チェルシーは与えられたら与えたいし、それを一緒に共有したい。片方の幸せを望むのではなく、一緒に幸せになりたいのだ。
「難しくて全然分からないですけど、でもフレッド様は私を許すばかりじゃなくて、嫌なことがあれば嫌だとおっしゃってください。……もっと我儘になってもいいんですよ」
「でも……」
「もう私だってフレッド様を嫌いになることなんてないんです!こんなにも好きになっちゃったんですから。私もフレッド様しかいらないんです」
ザバッと音を立て、勢いよく湯から上がったチェルシーをフレッドは驚いた顔で見上げる。
「チェルシー?」
「いいですか?今から私の気持ちをじっくりお伝えしたいのでお先に失礼しますね!百数えるまでは出てきては駄目ですよ!」
目の前の布が張り付いた身体と、そこから伸びる、水滴を弾くむっちりとした内太腿に思考が奪われて反応が遅れてしまった。

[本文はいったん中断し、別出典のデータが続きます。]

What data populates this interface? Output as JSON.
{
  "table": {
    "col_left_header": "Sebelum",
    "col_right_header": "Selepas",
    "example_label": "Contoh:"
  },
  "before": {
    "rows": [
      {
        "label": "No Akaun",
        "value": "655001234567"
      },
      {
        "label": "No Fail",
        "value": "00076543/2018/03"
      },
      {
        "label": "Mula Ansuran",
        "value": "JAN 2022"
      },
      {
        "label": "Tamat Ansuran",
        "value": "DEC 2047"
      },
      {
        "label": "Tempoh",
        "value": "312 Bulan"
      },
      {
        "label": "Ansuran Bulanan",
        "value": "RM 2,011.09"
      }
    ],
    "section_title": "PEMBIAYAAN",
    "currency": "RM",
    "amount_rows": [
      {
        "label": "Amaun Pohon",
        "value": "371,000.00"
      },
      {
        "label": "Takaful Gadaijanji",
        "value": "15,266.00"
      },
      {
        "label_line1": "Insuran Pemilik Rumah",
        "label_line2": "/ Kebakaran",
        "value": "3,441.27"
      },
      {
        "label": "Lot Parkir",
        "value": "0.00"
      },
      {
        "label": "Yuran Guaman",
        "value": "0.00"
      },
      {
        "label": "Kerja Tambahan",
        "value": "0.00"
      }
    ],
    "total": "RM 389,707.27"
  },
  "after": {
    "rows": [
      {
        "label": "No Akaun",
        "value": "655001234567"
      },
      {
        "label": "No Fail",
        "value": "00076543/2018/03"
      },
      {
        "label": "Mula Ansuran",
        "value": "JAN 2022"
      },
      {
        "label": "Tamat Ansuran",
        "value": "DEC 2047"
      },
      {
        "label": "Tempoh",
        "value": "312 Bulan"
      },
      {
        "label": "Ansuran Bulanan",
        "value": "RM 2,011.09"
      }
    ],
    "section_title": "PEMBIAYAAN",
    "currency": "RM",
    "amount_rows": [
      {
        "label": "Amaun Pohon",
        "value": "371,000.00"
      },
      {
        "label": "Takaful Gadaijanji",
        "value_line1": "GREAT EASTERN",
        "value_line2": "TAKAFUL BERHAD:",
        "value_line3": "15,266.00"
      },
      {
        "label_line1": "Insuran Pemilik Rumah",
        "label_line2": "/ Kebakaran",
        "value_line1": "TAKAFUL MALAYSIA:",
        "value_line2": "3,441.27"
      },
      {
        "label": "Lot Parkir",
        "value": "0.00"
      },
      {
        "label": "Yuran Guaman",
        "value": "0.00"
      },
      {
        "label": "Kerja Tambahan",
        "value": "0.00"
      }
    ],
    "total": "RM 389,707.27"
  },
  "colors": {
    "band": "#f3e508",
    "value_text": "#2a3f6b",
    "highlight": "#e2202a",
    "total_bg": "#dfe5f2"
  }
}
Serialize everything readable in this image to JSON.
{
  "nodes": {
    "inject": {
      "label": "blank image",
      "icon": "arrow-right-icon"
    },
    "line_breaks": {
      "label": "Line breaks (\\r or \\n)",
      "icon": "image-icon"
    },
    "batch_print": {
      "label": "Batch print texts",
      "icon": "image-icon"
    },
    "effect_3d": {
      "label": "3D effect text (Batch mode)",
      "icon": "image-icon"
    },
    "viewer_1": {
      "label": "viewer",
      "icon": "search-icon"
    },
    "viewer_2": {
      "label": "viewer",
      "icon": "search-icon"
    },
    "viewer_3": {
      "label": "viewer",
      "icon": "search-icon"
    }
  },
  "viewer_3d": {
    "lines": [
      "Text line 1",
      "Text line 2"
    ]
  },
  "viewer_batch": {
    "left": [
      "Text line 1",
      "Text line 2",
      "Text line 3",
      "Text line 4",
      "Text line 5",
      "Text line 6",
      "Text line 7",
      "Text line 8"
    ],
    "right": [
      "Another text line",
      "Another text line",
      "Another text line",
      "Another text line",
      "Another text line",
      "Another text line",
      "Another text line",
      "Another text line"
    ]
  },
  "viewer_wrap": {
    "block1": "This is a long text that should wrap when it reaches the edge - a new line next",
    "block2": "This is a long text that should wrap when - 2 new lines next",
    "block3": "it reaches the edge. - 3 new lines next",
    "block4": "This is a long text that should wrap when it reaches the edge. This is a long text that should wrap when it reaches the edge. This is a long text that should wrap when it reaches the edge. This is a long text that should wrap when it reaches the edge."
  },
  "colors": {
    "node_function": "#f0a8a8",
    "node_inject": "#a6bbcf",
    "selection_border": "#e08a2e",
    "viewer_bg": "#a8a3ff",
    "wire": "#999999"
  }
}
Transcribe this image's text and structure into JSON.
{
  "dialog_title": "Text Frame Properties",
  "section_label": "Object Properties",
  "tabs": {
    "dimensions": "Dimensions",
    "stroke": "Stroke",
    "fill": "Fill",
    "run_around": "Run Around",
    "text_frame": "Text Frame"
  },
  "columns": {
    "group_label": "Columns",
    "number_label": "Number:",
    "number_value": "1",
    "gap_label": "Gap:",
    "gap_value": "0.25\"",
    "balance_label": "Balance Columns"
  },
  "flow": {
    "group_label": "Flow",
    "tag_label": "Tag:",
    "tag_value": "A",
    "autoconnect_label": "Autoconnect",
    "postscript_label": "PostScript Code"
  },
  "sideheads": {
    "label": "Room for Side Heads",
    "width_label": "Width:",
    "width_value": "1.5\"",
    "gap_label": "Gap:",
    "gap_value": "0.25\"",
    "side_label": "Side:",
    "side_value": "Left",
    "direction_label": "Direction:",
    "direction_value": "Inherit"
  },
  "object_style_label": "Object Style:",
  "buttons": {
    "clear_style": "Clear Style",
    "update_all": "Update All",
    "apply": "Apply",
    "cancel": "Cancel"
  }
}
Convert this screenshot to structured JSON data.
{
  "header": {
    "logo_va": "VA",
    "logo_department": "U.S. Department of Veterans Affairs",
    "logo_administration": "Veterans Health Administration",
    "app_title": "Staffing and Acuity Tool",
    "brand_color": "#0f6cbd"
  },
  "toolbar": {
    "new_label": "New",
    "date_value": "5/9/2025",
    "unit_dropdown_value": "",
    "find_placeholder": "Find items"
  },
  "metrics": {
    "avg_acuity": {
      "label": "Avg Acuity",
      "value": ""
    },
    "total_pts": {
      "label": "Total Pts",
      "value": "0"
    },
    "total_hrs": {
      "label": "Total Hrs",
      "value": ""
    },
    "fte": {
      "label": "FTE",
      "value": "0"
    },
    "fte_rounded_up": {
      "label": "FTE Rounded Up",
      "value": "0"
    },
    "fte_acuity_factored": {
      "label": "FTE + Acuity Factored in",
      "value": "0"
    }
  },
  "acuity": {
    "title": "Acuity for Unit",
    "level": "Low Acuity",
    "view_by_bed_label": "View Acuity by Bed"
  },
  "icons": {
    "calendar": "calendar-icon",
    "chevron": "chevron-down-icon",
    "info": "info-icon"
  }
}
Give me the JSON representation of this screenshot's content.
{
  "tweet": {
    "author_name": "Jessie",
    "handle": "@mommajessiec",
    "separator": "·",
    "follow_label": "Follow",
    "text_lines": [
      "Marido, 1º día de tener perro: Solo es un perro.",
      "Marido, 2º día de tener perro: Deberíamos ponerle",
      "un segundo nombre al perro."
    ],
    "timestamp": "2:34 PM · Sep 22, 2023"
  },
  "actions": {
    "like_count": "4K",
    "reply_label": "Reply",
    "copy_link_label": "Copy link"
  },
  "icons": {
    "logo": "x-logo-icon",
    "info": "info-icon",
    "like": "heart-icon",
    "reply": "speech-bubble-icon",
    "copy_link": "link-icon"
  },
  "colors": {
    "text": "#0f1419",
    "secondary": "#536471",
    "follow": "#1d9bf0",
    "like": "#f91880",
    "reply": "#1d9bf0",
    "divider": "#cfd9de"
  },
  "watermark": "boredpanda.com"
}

「逆上せないようにすぐにお湯からは上がって下さいね!」
チェルシーを拭きあげるのはフレッドの好きな行為だったのに、反応をしてしまった下腹部のせいで浴槽から出ることを躊躇した隙に、彼女はさっさと浴室から出て行った。
もちろんチェルシーからのお願いなので、きっちり百を数えたフレッドである。若干早巻きだったことは否めないが。